2. Arbeitstagung der KIWit-Denkwerkstatt Kultur+Wirtschaft im Jungen Schauspiel Düsseldorf
29.08.2018, Düsseldorf
Zentrales Anliegen der Denkwerkstatt ist die Förderung eines strukturierten Öffnungsprozesses der Kunst- und Kulturinstitutionen, der Diversität als positiven Mehrwert betrachtet. Dabei geht es unter anderem darum, die in der Wirtschaft prakti¬zierten Arbeitsweisen divers und interdisziplinär zusammengestellter Teams sowie die Einbeziehung von Zielgruppen in den Produktentwicklungsprozess auf den Kulturbereich zu übertragen. Da dieser Ansatz für die meisten Kultureinrichtungen noch Neuland bedeutet, wird in Anbindung an das Junge Schauspiel Düsseldorf in einer Reihe von Workshops an praktisch anwendbaren Antworten auf die Frage gearbeitet, wie das Haus ein Programm für die diverse Stadtgesellschaft gestalten kann. Dabei wird zugleich eine vom Design-Thinking inspirierte Arbeitsweise erprobt, die ohne kostenintensive Moderation auskommt und für denkbar viele Beteiligte überall und jederzeit anwendbar ist.
Nachdem die erste Tagung am 03.07.2018 darauf abzielte, einen Arbeitsrahmen zu erproben, der es Personen aus unterschiedlichen beruflichen Kontexten ermöglicht, sich im konstruktiven Miteinander und ohne professionelle Moderation mit einer Problemstellung zu beschäftigen, rückte am 29.08.2018 das Junge Schauspiel Düsseldorf in den Fokus. Es ging zunächst einmal darum, sich ein genaueres Bild von den Jugendlichen und jungen Erwachsenen zu machen, die als eine der Hauptzielgruppen des Jungen Schauspiels angesehen werden. Dabei sollten im Kontext der Diversitätsentwicklung von Kultureinrichtungen insbesondere Jugendliche und junge Erwachsene mit eigener oder familiärer Migrationsgeschichte in die Denkwerkstatt einbezogen und befragt werden: Was machen sie in ihrer Freizeit und wofür können sie sich begeistern? Was sind ihre Interessen im Hinblick auf Theater?
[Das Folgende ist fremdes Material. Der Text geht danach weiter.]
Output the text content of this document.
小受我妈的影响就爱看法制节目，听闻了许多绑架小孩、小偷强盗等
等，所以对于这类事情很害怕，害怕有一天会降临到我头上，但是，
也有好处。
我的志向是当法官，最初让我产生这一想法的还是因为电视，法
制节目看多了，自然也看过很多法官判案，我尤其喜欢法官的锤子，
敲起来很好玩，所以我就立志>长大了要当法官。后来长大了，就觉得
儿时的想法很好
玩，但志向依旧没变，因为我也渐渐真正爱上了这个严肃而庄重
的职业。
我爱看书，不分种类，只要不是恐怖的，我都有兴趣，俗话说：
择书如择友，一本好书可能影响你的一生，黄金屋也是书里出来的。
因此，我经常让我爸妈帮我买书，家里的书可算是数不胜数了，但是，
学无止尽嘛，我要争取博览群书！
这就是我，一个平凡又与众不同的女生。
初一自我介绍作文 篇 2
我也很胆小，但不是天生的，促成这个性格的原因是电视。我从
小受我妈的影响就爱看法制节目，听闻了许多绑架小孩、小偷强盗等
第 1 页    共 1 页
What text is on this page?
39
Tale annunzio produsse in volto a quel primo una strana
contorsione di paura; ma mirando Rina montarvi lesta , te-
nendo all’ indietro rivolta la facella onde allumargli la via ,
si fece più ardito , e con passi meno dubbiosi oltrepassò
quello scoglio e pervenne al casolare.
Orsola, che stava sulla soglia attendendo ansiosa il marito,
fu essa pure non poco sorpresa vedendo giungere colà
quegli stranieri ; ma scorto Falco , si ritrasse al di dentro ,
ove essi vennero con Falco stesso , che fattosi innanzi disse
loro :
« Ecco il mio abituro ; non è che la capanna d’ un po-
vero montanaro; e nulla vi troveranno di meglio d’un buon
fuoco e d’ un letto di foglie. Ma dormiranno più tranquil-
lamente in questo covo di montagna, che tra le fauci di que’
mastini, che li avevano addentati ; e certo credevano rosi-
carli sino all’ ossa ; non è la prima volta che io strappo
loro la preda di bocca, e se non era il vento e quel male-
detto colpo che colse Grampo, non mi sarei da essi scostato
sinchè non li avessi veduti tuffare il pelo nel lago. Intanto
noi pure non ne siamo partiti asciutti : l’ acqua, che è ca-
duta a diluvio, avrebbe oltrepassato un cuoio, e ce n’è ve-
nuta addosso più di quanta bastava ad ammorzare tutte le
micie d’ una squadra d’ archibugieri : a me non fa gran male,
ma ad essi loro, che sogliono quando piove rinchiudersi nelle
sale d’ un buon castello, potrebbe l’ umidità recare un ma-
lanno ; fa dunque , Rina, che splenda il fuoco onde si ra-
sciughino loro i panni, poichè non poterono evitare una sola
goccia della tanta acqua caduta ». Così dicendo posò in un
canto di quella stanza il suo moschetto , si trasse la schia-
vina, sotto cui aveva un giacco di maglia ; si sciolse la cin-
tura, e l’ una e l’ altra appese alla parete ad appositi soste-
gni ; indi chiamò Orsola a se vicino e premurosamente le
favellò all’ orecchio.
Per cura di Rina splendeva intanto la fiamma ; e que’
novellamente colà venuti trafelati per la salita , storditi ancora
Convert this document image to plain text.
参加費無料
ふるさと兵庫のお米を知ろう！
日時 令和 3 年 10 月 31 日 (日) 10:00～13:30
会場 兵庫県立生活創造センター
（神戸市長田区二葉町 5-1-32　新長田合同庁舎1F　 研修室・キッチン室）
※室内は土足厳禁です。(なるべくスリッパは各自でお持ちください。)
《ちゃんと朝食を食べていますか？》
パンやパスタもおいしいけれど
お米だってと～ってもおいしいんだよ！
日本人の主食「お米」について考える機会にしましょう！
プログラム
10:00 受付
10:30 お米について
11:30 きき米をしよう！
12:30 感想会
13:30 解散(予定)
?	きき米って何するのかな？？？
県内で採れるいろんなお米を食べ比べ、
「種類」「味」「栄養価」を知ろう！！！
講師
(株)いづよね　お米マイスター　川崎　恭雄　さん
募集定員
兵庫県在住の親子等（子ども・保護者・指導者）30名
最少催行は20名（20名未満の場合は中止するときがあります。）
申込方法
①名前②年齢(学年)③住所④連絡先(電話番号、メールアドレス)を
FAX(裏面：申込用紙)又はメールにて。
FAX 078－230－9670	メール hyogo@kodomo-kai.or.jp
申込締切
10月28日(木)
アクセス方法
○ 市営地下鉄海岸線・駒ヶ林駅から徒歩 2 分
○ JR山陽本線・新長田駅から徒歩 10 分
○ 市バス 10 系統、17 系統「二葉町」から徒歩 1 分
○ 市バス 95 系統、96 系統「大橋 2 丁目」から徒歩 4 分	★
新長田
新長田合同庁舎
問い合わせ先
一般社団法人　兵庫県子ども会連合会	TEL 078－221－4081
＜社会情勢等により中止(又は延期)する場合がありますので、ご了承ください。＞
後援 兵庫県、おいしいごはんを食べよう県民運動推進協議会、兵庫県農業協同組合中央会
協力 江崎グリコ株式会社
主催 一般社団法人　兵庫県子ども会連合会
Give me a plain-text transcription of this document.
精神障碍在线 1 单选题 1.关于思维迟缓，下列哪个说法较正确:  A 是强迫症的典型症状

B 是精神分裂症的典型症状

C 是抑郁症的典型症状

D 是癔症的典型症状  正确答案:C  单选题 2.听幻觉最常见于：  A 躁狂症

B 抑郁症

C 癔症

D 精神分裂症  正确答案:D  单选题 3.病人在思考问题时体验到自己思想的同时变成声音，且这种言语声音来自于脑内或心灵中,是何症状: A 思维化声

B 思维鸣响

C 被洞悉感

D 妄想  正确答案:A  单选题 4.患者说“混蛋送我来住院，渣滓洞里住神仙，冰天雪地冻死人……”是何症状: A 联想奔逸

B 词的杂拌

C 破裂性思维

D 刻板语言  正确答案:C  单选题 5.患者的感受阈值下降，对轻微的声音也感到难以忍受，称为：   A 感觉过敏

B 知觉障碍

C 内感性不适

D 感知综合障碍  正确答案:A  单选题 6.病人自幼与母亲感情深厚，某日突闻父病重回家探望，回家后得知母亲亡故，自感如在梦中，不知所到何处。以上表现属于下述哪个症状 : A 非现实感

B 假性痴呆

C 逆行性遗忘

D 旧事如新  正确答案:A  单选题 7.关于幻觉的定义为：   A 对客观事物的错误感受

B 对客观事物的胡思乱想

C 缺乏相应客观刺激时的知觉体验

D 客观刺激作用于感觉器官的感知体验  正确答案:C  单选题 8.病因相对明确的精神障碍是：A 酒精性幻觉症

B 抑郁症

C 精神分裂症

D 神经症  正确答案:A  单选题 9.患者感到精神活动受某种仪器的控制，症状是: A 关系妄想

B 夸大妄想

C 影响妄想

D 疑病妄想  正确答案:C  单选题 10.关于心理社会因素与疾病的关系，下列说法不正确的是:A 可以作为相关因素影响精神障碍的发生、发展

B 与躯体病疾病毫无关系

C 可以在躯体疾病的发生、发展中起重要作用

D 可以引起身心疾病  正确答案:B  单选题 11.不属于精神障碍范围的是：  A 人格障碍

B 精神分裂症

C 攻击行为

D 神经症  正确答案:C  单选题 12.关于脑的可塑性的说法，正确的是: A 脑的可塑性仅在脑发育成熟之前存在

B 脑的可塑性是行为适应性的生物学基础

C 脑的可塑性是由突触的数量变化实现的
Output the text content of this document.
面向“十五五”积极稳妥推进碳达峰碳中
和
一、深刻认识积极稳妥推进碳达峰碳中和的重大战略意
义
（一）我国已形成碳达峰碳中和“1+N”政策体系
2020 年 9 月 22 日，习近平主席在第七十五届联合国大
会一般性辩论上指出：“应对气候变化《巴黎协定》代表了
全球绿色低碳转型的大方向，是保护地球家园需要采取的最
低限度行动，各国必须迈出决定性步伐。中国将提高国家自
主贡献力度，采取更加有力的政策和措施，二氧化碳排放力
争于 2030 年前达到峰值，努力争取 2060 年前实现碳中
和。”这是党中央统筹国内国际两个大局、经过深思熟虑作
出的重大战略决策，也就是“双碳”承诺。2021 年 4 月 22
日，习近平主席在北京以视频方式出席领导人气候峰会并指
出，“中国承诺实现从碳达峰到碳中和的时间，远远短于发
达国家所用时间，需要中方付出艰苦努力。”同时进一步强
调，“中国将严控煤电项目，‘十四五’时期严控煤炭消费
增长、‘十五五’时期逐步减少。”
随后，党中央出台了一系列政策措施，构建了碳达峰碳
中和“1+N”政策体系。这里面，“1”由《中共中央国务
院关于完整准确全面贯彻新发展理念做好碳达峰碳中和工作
Auf Grundlage von Telefongesprächen, die in Arbeitsgruppen vorbereitet und durchgeführt wurden, konnten im Verlauf des Workshops sogenannte „Personas“ als Ausgangsbasis für den weiteren Arbeitsprozess entwickelt werden. Dabei handelt es sich um fiktive Charaktere mit mehr oder weniger frei assoziierten Angaben zu Alter, Gender, Familie, Bildungshintergrund und privaten Interessen. Die Personas wollen als Stellvertreterinnen und Stellvertreter der Zielgruppe verstanden werden und erlauben damit erste Einsichten über Motivationen und spezifische Bedürfnisse. Über skizzenhafte Portraitzeichnungen und fiktive Zitate lässt sich die Persona noch eindrücklicher gestalten. Nichtsdestotrotz können und sollen die Personas nicht als wirklich repräsentativ angesehen werden. Gleichwohl ermöglichen sie es, erste Anhaltspunkte zu identifizieren, die für die Entwicklung praktischer Lösungen hilfreich sein können.
So formulierten etwa einige der entstandenen Personas zur großen Überraschung mehrerer Workshopteilnehmerinnen und -teilnehmer, dass sie es befürworten würden, wenn das Theater gerade in unsicheren Zeiten der Globalisierung den Zuschauerinnen und Zuschauern durch die Inszenierung klassischer Stücke mehr Orientierung und Halt bieten würde. Außerdem betonte ein Großteil der Personas, dass sie bevorzugt in Gruppen ins Theater gehen würden, dafür aber das Angebot nicht ansprechend genug sei. In der Schlussrunde der Tagung hat sich gezeigt, dass die Auseinandersetzung mit den Perspektiven der Jugendlichen und jungen Erwachsenen zum einen sehr von der Heterogenität der am Workshop Beteiligten profitiert hat, es zum anderen aber auch die Interviews selbst sind, deren Gehalt sich schon jetzt als hilfreich für den weiteren Prozess erwiesen zu haben scheint.